Outputs land in segmentation_artifacts/attention_unet/. Useful flags:

  • --device {cuda,cpu}: target device (auto-detect; CUDA used when available)
  • --learning_rate: Adam learning rate (default 1e-3)
  • --dropout: dropout rate (default 0.2)
  • --dice_weight: dice weight in the combined Dice + BCE loss (default 0.6)
  • --num_workers: DataLoader workers; default 0 is safest on Windows

7.3 Reference TF Segmentation Training

python src/train_segmentation.py --data_dir dataset_real --model_type attention_unet \
    --epochs 25 --batch_size 8

Useful TF flags:

  • --model_type: unet, attention_unet, res_unet, or multi_modal_unet
  • --image_size: input image size
  • --base_filters: base convolution filter count
  • --dropout_rate: dropout rate
  • --use_attention: enable attention in supported models
  • --use_kfold: run k-fold validation
  • --use_ablation: run ablation experiments
  • --save_dir: output directory for segmentation artifacts

8. Evaluation

Classification evaluation utilities are available in src/evaluate.py.
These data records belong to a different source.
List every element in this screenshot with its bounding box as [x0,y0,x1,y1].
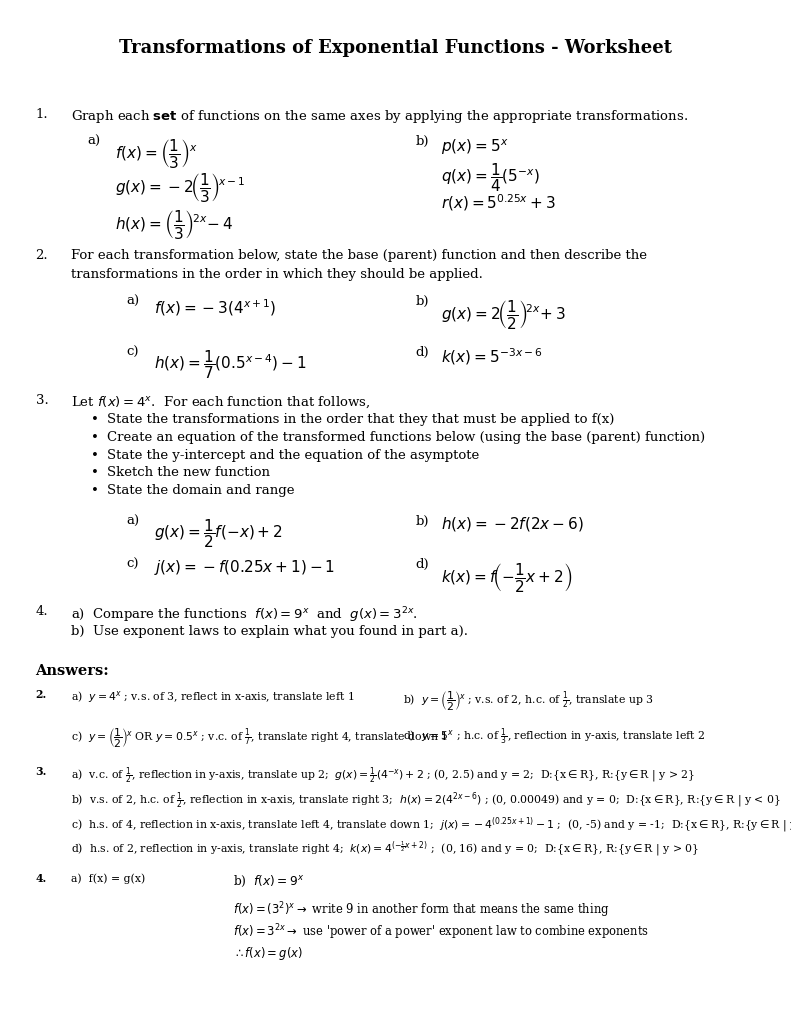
Text: $g(x)=2\!\left(\dfrac{1}{2}\right)^{\!2x}\!+3$: $g(x)=2\!\left(\dfrac{1}{2}\right)^{\!2x… [441,298,566,331]
Text: •: • [91,449,99,462]
Text: $j(x)=-f(0.25x+1)-1$: $j(x)=-f(0.25x+1)-1$ [154,558,335,578]
Text: d): d) [415,558,429,571]
Text: 2.: 2. [36,249,48,262]
Text: $g(x)=-2\!\left(\dfrac{1}{3}\right)^{\!x-1}$: $g(x)=-2\!\left(\dfrac{1}{3}\right)^{\!x… [115,171,245,204]
Text: 3.: 3. [36,394,48,408]
Text: $f(x)=3^{2x} \rightarrow$ use 'power of a power' exponent law to combine exponen: $f(x)=3^{2x} \rightarrow$ use 'power of … [233,923,649,942]
Text: 4.: 4. [36,605,48,618]
Text: b)  v.s. of 2, h.c. of $\frac{1}{2}$, reflection in x-axis, translate right 3;  : b) v.s. of 2, h.c. of $\frac{1}{2}$, ref… [71,791,781,812]
Text: c)  h.s. of 4, reflection in x-axis, translate left 4, translate down 1;  $j(x)=: c) h.s. of 4, reflection in x-axis, tran… [71,815,791,835]
Text: $r(x)=5^{0.25x}+3$: $r(x)=5^{0.25x}+3$ [441,193,556,213]
Text: $k(x)=f\!\left(-\dfrac{1}{2}x+2\right)$: $k(x)=f\!\left(-\dfrac{1}{2}x+2\right)$ [441,561,573,594]
Text: b)  $y=\left(\dfrac{1}{2}\right)^{\!x}$ ; v.s. of 2, h.c. of $\frac{1}{2}$, tran: b) $y=\left(\dfrac{1}{2}\right)^{\!x}$ ;… [403,689,654,713]
Text: •: • [91,484,99,498]
Text: For each transformation below, state the base (parent) function and then describ: For each transformation below, state the… [71,249,647,262]
Text: $f(x)=(3^2)^x \rightarrow$ write 9 in another form that means the same thing: $f(x)=(3^2)^x \rightarrow$ write 9 in an… [233,900,610,920]
Text: 3.: 3. [36,766,47,777]
Text: a)  Compare the functions  $f(x)=9^x$  and  $g(x)=3^{2x}$.: a) Compare the functions $f(x)=9^x$ and … [71,605,418,625]
Text: Transformations of Exponential Functions - Worksheet: Transformations of Exponential Functions… [119,39,672,56]
Text: Answers:: Answers: [36,664,109,678]
Text: b)  $f(x)=9^x$: b) $f(x)=9^x$ [233,873,305,889]
Text: c): c) [127,558,139,571]
Text: •: • [91,466,99,479]
Text: d)  h.s. of 2, reflection in y-axis, translate right 4;  $k(x)=4^{(-\frac{1}{2}x: d) h.s. of 2, reflection in y-axis, tran… [71,840,699,858]
Text: •: • [91,430,99,443]
Text: •: • [91,413,99,426]
Text: 4.: 4. [36,873,47,885]
Text: Let $f(x)=4^x$.  For each function that follows,: Let $f(x)=4^x$. For each function that f… [71,394,370,410]
Text: $p(x)=5^x$: $p(x)=5^x$ [441,137,509,157]
Text: Graph each $\mathbf{set}$ of functions on the same axes by applying the appropri: Graph each $\mathbf{set}$ of functions o… [71,108,688,125]
Text: 2.: 2. [36,689,47,700]
Text: c)  $y=\left(\dfrac{1}{2}\right)^{\!x}$ OR $y=0.5^x$ ; v.c. of $\frac{1}{7}$, tr: c) $y=\left(\dfrac{1}{2}\right)^{\!x}$ O… [71,727,448,751]
Text: $q(x)=\dfrac{1}{4}(5^{-x})$: $q(x)=\dfrac{1}{4}(5^{-x})$ [441,161,540,194]
Text: c): c) [127,346,139,359]
Text: $h(x)=\left(\dfrac{1}{3}\right)^{\!2x}\!-4$: $h(x)=\left(\dfrac{1}{3}\right)^{\!2x}\!… [115,208,233,241]
Text: State the transformations in the order that they that must be applied to f(x): State the transformations in the order t… [107,413,614,426]
Text: State the domain and range: State the domain and range [107,484,294,498]
Text: $h(x)=-2f(2x-6)$: $h(x)=-2f(2x-6)$ [441,515,585,534]
Text: b)  Use exponent laws to explain what you found in part a).: b) Use exponent laws to explain what you… [71,625,468,638]
Text: $f(x)=-3(4^{x+1})$: $f(x)=-3(4^{x+1})$ [154,297,277,317]
Text: a): a) [127,295,140,308]
Text: 1.: 1. [36,108,48,121]
Text: d)  $y=5^x$ ; h.c. of $\frac{1}{3}$, reflection in y-axis, translate left 2: d) $y=5^x$ ; h.c. of $\frac{1}{3}$, refl… [403,727,706,749]
Text: $f(x)=\left(\dfrac{1}{3}\right)^x$: $f(x)=\left(\dfrac{1}{3}\right)^x$ [115,137,198,170]
Text: Sketch the new function: Sketch the new function [107,466,270,479]
Text: b): b) [415,295,429,308]
Text: d): d) [415,346,429,359]
Text: $\therefore f(x)=g(x)$: $\therefore f(x)=g(x)$ [233,945,303,963]
Text: b): b) [415,515,429,528]
Text: b): b) [415,135,429,148]
Text: State the y-intercept and the equation of the asymptote: State the y-intercept and the equation o… [107,449,479,462]
Text: $h(x)=\dfrac{1}{7}(0.5^{x-4})-1$: $h(x)=\dfrac{1}{7}(0.5^{x-4})-1$ [154,348,307,381]
Text: $g(x)=\dfrac{1}{2}f(-x)+2$: $g(x)=\dfrac{1}{2}f(-x)+2$ [154,517,283,550]
Text: a)  v.c. of $\frac{1}{2}$, reflection in y-axis, translate up 2;  $g(x)=\frac{1}: a) v.c. of $\frac{1}{2}$, reflection in … [71,766,695,787]
Text: a)  f(x) = g(x): a) f(x) = g(x) [71,873,146,884]
Text: Create an equation of the transformed functions below (using the base (parent) f: Create an equation of the transformed fu… [107,430,705,443]
Text: $k(x)=5^{-3x-6}$: $k(x)=5^{-3x-6}$ [441,346,543,367]
Text: a)  $y=4^x$ ; v.s. of 3, reflect in x-axis, translate left 1: a) $y=4^x$ ; v.s. of 3, reflect in x-axi… [71,689,355,705]
Text: a): a) [127,515,140,528]
Text: transformations in the order in which they should be applied.: transformations in the order in which th… [71,268,483,282]
Text: a): a) [87,135,100,148]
Segmentation workflows include Dice coefficient, IoU, accuracy, precision, recall, F1 score, specificity, and threshold-based analysis where supported.

Metrics can be stored as JSON files and consumed by the dashboards for comparison views.

9. Dataset Expectations

The project expects local image datasets such as dataset/, dataset_real/, or source data folders. Dataset folders may be large and are usually best managed outside normal source-control workflows unless the project intentionally includes sample data.

For classification, datasets should be organized so TensorFlow data loaders can infer labels from folder structure.

For segmentation, image-mask pairing should follow the assumptions in src/train_segmentation.py and related preprocessing utilities.

10. Artifact Management

Recommended generated-output locations:

  • artifacts/ for classification weights, histories, plots, and metrics
  • real_eval_current/ and real_eval_fixed/ for selected evaluation snapshots
  • segmentation_models/ or a configured output folder for segmentation runs

Large generated files should be reviewed before committing to GitHub.

11. Limitations

  • Model quality depends heavily on dataset quality, labeling, preprocessing, and validation strategy.
  • MRI datasets can vary across scanners, protocols, institutions, and patient populations.
  • Grad-CAM highlights model attention, not guaranteed clinical causality.
  • Prototype dashboards do not replace clinical workflows, radiologist review, or regulatory validation.

12. Future Improvements

  • Add automated tests for data loading, prediction endpoints, and model utility functions.
  • Add a smaller sample dataset or mock artifacts for reproducible demos.
  • Add CI checks for formatting and basic import validation.
  • Improve artifact versioning and experiment tracking.
  • Add clearer dataset preparation documentation for classification and segmentation tasks.

13. License

NeuroLens AI is released under the MIT License. See LICENSE for details.